To może teraz popatrzmy na relację wy kontra by w odniesieniu do postrzegania świata przez nas – facetów. Kiedy słyszymy od was: zrób coś z tym brzuchem, jak ty wyglądasz, czy nie mam ochoty na seks, dotyka nas to do głębi. Oczywiście, my nie strzelimy focha. My znajdziemy w sobie jakiś żarcik w stylu każdy ptaszek, ma swój daszek, albo nie śmierdzi, więc się nadaje. Jednak zostaje to w nas i także drąży kamień. Generalizując, my także jesteśmy łasi na komplementy, czy na stwierdzenia, które poprawią nam samopoczucie. I tu pytanie: ile z was pokusiło się publicznie powiedzieć o swoim facecie, że może i ma brzuszek, ale bardzo wam się to podoba?
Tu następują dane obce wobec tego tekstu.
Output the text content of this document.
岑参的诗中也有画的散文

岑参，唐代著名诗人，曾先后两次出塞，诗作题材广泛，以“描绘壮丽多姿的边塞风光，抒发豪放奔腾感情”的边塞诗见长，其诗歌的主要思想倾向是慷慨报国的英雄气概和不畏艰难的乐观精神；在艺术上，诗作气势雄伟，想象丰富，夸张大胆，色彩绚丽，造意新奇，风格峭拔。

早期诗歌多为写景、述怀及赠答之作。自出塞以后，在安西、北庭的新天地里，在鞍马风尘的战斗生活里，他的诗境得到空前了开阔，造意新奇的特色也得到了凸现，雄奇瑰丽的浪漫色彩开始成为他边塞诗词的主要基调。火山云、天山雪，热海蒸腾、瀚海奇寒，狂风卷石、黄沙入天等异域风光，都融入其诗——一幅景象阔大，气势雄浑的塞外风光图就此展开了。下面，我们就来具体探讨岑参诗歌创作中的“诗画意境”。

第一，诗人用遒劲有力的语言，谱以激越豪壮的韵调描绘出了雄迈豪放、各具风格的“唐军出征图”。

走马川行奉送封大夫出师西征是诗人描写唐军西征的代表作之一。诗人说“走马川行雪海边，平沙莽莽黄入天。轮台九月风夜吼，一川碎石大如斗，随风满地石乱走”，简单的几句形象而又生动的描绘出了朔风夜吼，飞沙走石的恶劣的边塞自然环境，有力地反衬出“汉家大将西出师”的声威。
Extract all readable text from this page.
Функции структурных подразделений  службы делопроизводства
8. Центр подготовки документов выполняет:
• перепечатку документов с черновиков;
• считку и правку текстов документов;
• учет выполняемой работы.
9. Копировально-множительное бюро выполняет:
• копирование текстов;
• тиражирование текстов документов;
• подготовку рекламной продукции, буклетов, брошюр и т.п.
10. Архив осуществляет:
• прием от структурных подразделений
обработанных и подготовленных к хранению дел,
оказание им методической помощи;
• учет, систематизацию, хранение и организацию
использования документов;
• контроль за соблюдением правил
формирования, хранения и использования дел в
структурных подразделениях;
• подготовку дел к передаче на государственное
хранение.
Albo, jego wygląd wynika z zapracowania, bo jak nikt inny umie zadbać o rodzinę? Może kilku z was nie jest obce takie podejście do życia, jednak z doświadczenia własnego i z obserwacji, jaki i rozmów z kumplami, wiem że to nie jest aż takie popularne u Was. Wy uważacie, że mówienie nam 100% prawdy jest dobre i wskazane. Bo facet jest prosty i nieskomplikowany. A no jest. Ale jest też istotą żywą, posiadającą emocje i uczucia. Pewnie podobały wam się pierwsze randki. Kwiaty, romantyczne filmy, czasem wiersze, albo inne zaloty facetów. To nie brało się z Internetu. A nawet jeśli z Internetu, to pewnie role były zagrane koncertowo, co spowodowało, że dałyście się facetowi zdobyć. Kończąc moje panie. Kiedy jesteście ze swoim mężczyzną w łóżku i w trakcie zbliżenia powiedzie mu, że jakoś straciłyście ochotę na seks, to go zaboli. I to jak cholera. Brzuchy, zakola, łysiny, ciuchy i inne codzienne historie, także obniżają morale u faceta. A taki łatwo daje się pocieszać innym kobietom.